At least twice as good as the original.

The Stax variants are probably better, but they involve incredibly complex decision making and lots of planning ahead. You have to be able to anticipate what your opponent will play, how they will play around various lock parts, which lock parts you need to play now and in what order, etc. The Vintage variants aren’t easy to play well at the competitive level, it’s no surprise that it takes a lot of experience with both the deck and the metagame to do close out an opponent consistently over eleven rounds. Worthy of mention: there was a good piece of tech that was noted in the Wizards coverage: the addition of Stasis. Stasis + Time Vault + Tangle Wire = Screwed Opponent. While the combo is nothing new, it does give Flame Vault decks an alternate win condition as well as a means of locking down the opponent in preparation for going off.


Paul Mastriano did win a GP Trial event with the combo version, though; so it’s definitely a strong contender. Flame Vault will certainly not disappear despite its performance at Philly, you can count on it. On the other hand, what didn’t do so hot? Landstill and Solidarity. The most anticipated decks next to Goblins, neither of them seemed to bring enough solid finishes relative to the number of players who piloted them.


Solidarity was probably hated out. This is due to the amount of hate aimed at them – players were packing Rule of Law, Arcane Lab, Tsunami and Boil in their boards in anticipation of the High Tide/Reset engine. High Tide is a good deck, but it’s very easy to interfere with; in a U-v.-R meta, REB is sitting in just about every sideboard. As a result, Solidarity may die out for a while and then make a resurgence when it’s least expected.


I know the old-time Legacy players have trouble admitting it sometimes, but Landstill is on its way out. However, it’s not as bad as the opposite camp has been portraying it. Landstill has a comfortable seat in the meta, and it can do well, but I think it will continue to slide down in viability as the field begins to address the recent success of aggro-control, which made up 50% of the Big Octagon. (Yeah, I made that term up. Cut me some slack, will ya? How many synonyms for Top 8 can you find before they get overly repetitive?)


So what was the best deck that went completely under the radar? Honestly, I think it is Solitaire; or for those who hate the Legacy naming conventions (myself included), Enchantress. Like Aluren towards the beginning of last year’s Extended, Enchantress wasn’t really talked about and was not assumed to be a solid deck. However, it can go really broken and utterly dominate when played well. It also has a lot of options, with efficient tutoring via Enlightened Tutor.
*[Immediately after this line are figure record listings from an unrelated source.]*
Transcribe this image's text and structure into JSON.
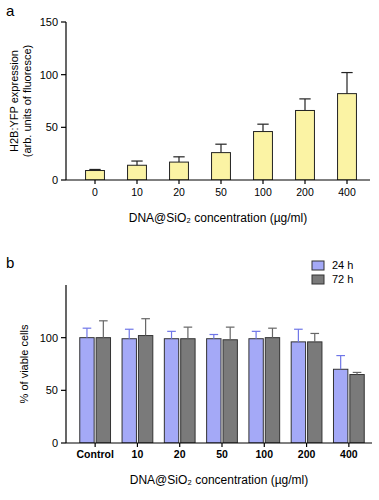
{
  "chart_data": [
    {
      "type": "bar",
      "title": "a",
      "xlabel": "DNA@SiO₂ concentration (µg/ml)",
      "ylabel": "H2B:YFP expression\n(arb. units of fluoresce)",
      "categories": [
        "0",
        "10",
        "20",
        "50",
        "100",
        "200",
        "400"
      ],
      "values": [
        9,
        14,
        17,
        26,
        46,
        66,
        82
      ],
      "errors": [
        1,
        4,
        5,
        8,
        7,
        11,
        20
      ],
      "color": "#fbf3a4",
      "ylim": [
        0,
        150
      ],
      "yticks": [
        0,
        50,
        100,
        150
      ],
      "grid": false
    },
    {
      "type": "bar",
      "title": "b",
      "xlabel": "DNA@SiO₂ concentration (µg/ml)",
      "ylabel": "% of viable cells",
      "categories": [
        "Control",
        "10",
        "20",
        "50",
        "100",
        "200",
        "400"
      ],
      "series": [
        {
          "name": "24 h",
          "color": "#a4a9f7",
          "values": [
            100,
            99,
            99,
            99,
            99,
            96,
            70
          ],
          "errors": [
            9,
            9,
            7,
            4,
            7,
            12,
            13
          ]
        },
        {
          "name": "72 h",
          "color": "#7a7a7a",
          "values": [
            100,
            102,
            99,
            98,
            100,
            96,
            65
          ],
          "errors": [
            16,
            16,
            11,
            12,
            9,
            8,
            2
          ]
        }
      ],
      "ylim": [
        0,
        150
      ],
      "yticks": [
        0,
        50,
        100
      ],
      "grid": false,
      "legend": "top-right"
    }
  ]
}
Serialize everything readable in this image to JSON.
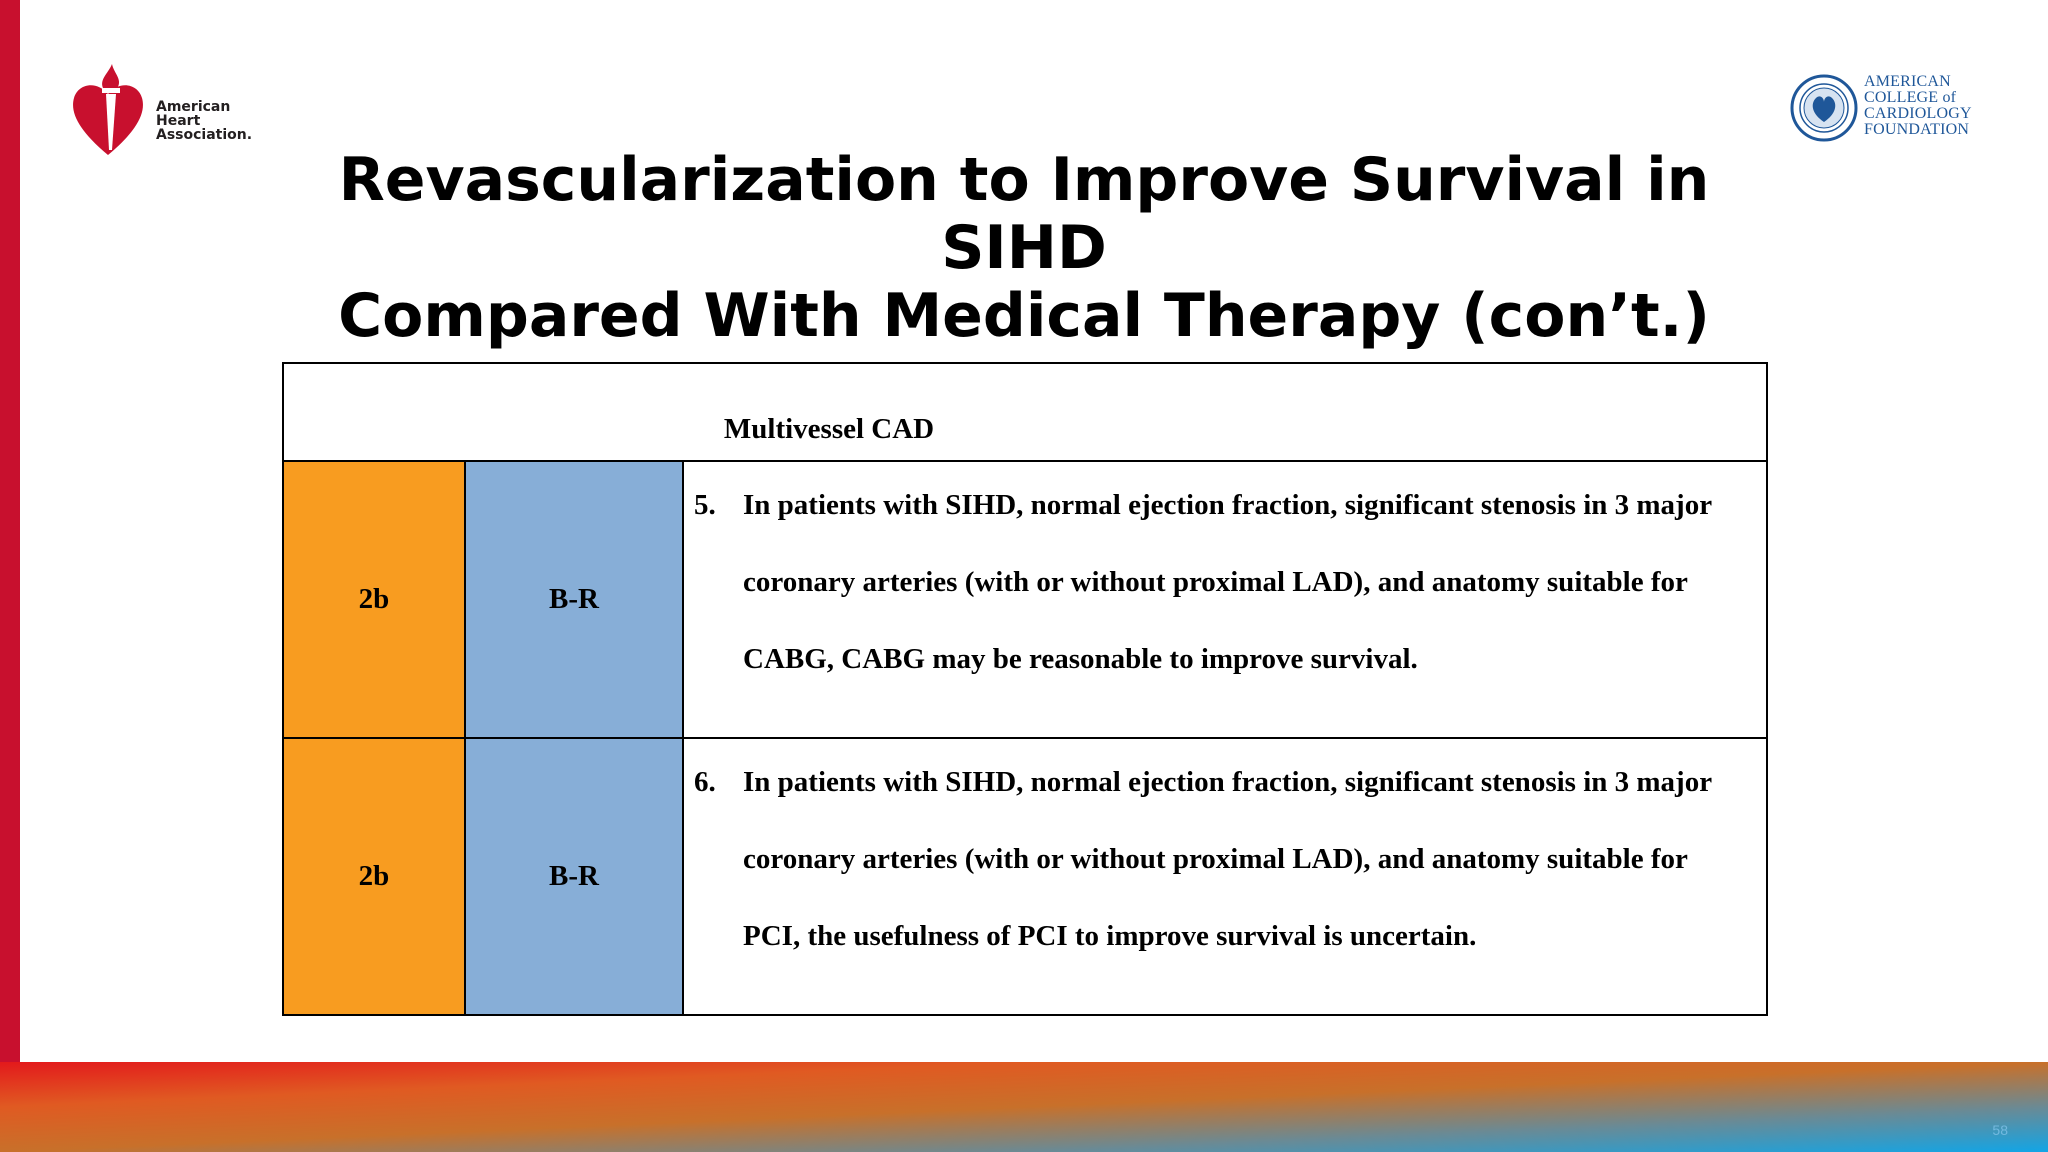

Wizards had a “feature match” description that demonstrates this, and I think people should consider this deck in their gauntlet more often, even if it’s just because of Elephant Grass.


GP: Lille is coming up in December, and it will be interesting to see how much changes and how much stays the same. Goblins will still be the deck to beat, but I think Gro decks will face more hate this time around. I expect Pikula’s deck to become quite popular, but I honestly do not think it will pull many top slots. While I don’t think the deck is a flash-in-the-pan, I think it takes really tight play to win with a deck that doesn’t go broken. If you’re not super-tight with a deck like that, you’ll probably lose to Goblins a lot; and some control matches will slip away when they really should have been yours.


So soak it all in and prepare – the next Legacy event is just around the corner.


Cheers!

-Nathan J


Props: Chris Pikula, for doing so well – and for letting me crack a Dracula reference.


Slops: Massive slops to my friend RajMahal, who asked me to keep the lid on his super-secret Burning Dredgatog deck, and then not going to the GP. Sorry Raj, I’m publishing the damn list. See if I care.


This article brought to you by my daughter. Because two-year olds always give you plenty of leisure time.